The starting point for this course was the MIT OCW course “Kitchen Chemistry”, which was
“ designed to be an experimental and hands-on approach to applied chemistry (as seen in cooking). Cooking is in this MIT course used to illustrate chemical principles, teaching you what nature has to offer in terms of chemical reactions. It is undoubtedly interesting to know that “methylmercaptan is the stuff that makes your urine smell after eating asparagus”., but next to these experiments and readings that teach you things to impress people at dinner,  I was thinking to make the eventual aims of the course somewhat more elaborate.

The aims of this course are twofold. Firstly, and in this we are following Hervé This, if one knows the explanations science offers for the techniques and recipes handed down from chef to chef and mother to child, one can learn to adapt recipes and modify techniques proposed in recipes according to the utensils available.
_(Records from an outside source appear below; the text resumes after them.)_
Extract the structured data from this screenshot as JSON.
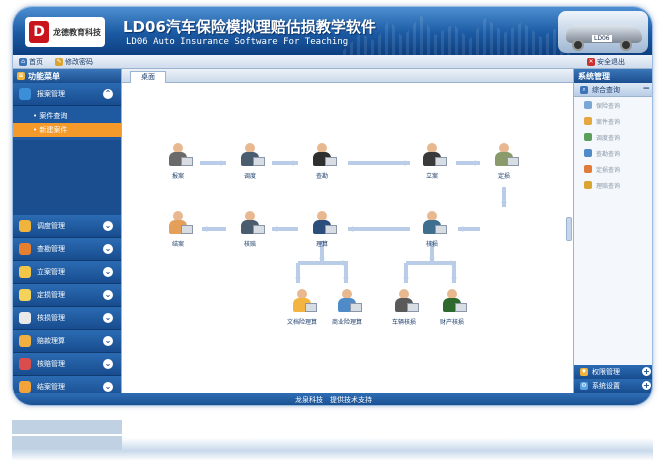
{
  "header": {
    "logo_text": "龙德教育科技",
    "title": "LD06汽车保险模拟理赔估损教学软件",
    "subtitle": "LD06 Auto Insurance Software For Teaching"
  },
  "topbar": {
    "home": "首页",
    "change_password": "修改密码",
    "logout": "安全退出"
  },
  "sidebar": {
    "header": "功能菜单",
    "expanded_group": {
      "label": "报案管理",
      "sub_items": [
        {
          "label": "案件查询",
          "active": false
        },
        {
          "label": "新建案件",
          "active": true
        }
      ]
    },
    "groups": [
      {
        "label": "调度管理",
        "icon": "dispatch-icon",
        "color": "#f0b43c"
      },
      {
        "label": "查勘管理",
        "icon": "survey-icon",
        "color": "#e6802e"
      },
      {
        "label": "立案管理",
        "icon": "filing-icon",
        "color": "#f3c64a"
      },
      {
        "label": "定损管理",
        "icon": "loss-icon",
        "color": "#f5d35a"
      },
      {
        "label": "核损管理",
        "icon": "verify-icon",
        "color": "#e9e9e9"
      },
      {
        "label": "赔款理算",
        "icon": "calc-icon",
        "color": "#f1b041"
      },
      {
        "label": "核赔管理",
        "icon": "review-icon",
        "color": "#d94d4d"
      },
      {
        "label": "结案管理",
        "icon": "close-case-icon",
        "color": "#f3a33a"
      },
      {
        "label": "保单管理",
        "icon": "policy-icon",
        "color": "#e57f2b"
      }
    ]
  },
  "main": {
    "tab": "桌面",
    "flow_nodes": {
      "report": "报案",
      "dispatch": "调度",
      "survey": "查勘",
      "filing": "立案",
      "loss": "定损",
      "verify": "核损",
      "calc": "理算",
      "review": "核赔",
      "close": "结案",
      "doc_calc": "文档险理算",
      "biz_calc": "商业险理算",
      "vehicle_loss": "车辆核损",
      "property_loss": "财产核损"
    }
  },
  "rightbar": {
    "header": "系统管理",
    "group": "综合查询",
    "items": [
      "保险查询",
      "案件查询",
      "调度查询",
      "查勘查询",
      "定损查询",
      "理赔查询"
    ],
    "bottom": [
      "权限管理",
      "系统设置"
    ]
  },
  "footer": "龙泉科技　提供技术支持",
  "colors": {
    "header_blue": "#1b5aa3",
    "sidebar_blue": "#1b4e8e",
    "active_orange": "#f39a2b"
  }
}
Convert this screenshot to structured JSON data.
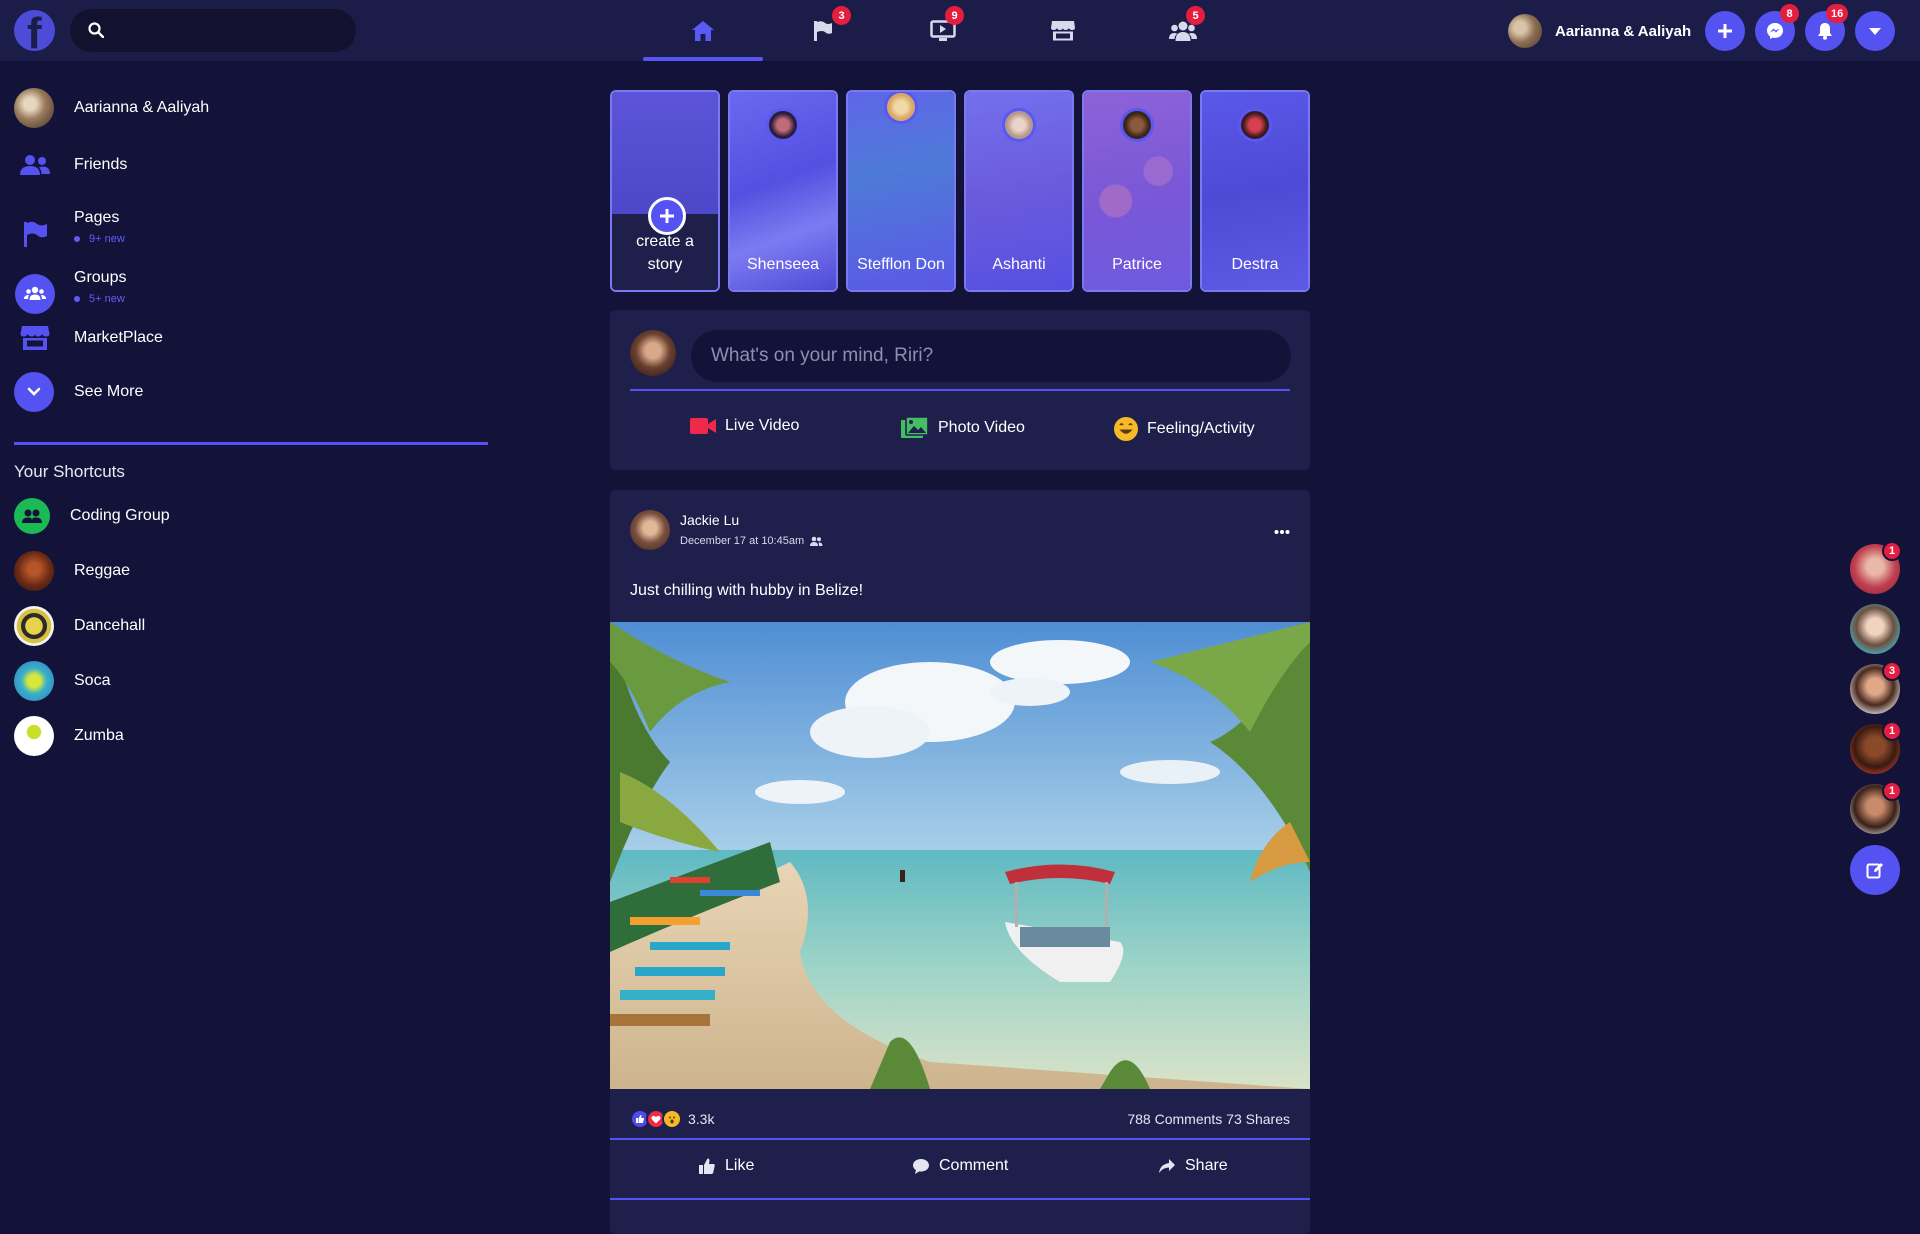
{
  "colors": {
    "accent": "#5452f0",
    "background": "#13133a",
    "card": "#1f1f4c",
    "badge": "#e41e3f",
    "live": "#f02849",
    "photo": "#45bd62",
    "feeling": "#f7b928"
  },
  "header": {
    "logo_icon": "facebook-logo-icon",
    "search_placeholder": "",
    "nav": [
      {
        "icon": "home-icon",
        "badge": ""
      },
      {
        "icon": "flag-icon",
        "badge": "3"
      },
      {
        "icon": "tv-icon",
        "badge": "9"
      },
      {
        "icon": "store-icon",
        "badge": ""
      },
      {
        "icon": "users-icon",
        "badge": "5"
      }
    ],
    "profile_name": "Aarianna & Aaliyah",
    "messenger_badge": "8",
    "notifications_badge": "16"
  },
  "sidebar": {
    "items": [
      {
        "label": "Aarianna & Aaliyah"
      },
      {
        "label": "Friends"
      },
      {
        "label": "Pages",
        "sub": "9+ new"
      },
      {
        "label": "Groups",
        "sub": "5+ new"
      },
      {
        "label": "MarketPlace"
      },
      {
        "label": "See More"
      }
    ],
    "shortcuts_title": "Your Shortcuts",
    "shortcuts": [
      {
        "label": "Coding Group"
      },
      {
        "label": "Reggae"
      },
      {
        "label": "Dancehall"
      },
      {
        "label": "Soca"
      },
      {
        "label": "Zumba"
      }
    ]
  },
  "stories": [
    {
      "label": "create a story"
    },
    {
      "label": "Shenseea"
    },
    {
      "label": "Stefflon Don"
    },
    {
      "label": "Ashanti"
    },
    {
      "label": "Patrice"
    },
    {
      "label": "Destra"
    }
  ],
  "composer": {
    "placeholder": "What's on your mind, Riri?",
    "actions": [
      {
        "label": "Live Video",
        "icon": "video-camera-icon"
      },
      {
        "label": "Photo Video",
        "icon": "photo-icon"
      },
      {
        "label": "Feeling/Activity",
        "icon": "smile-icon"
      }
    ]
  },
  "post": {
    "author": "Jackie Lu",
    "date": "December 17 at 10:45am",
    "text": "Just chilling with hubby in Belize!",
    "reactions_count": "3.3k",
    "comments_shares": "788 Comments 73 Shares",
    "actions": {
      "like": "Like",
      "comment": "Comment",
      "share": "Share"
    }
  },
  "contacts": [
    {
      "badge": "1"
    },
    {
      "badge": ""
    },
    {
      "badge": "3"
    },
    {
      "badge": "1"
    },
    {
      "badge": "1"
    }
  ]
}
This is likely to be useful for any cook and allows the discussions in the course to become very practical. The first aim is thus to learn more about this scientific background of cooking, and while the MIT ‘Kitchen Chemistry”  experiments contribute to achieving this aim, expect to read other authors and do different experiments.

Secondly, our aim is to extend what we understand when we say the ‘science of cooking’ to more than just chemistry and physics. This aim is more academic, or journalistic if you are more comfortable with that, than practical. The idea is to do a research project where participants in the course attempt to write something meaningful about cooking, from their own – or a perspective they choose- scientific disciplinary perspective. Think about the sociological approaches to cooking, how recipies (might have? ) evolved under influence of  classical economics, taste and evolution – the possibilities are endless. The best projects are sent for review to journals, magazines, or cooking blogs, to see if we can get some p2pu work published.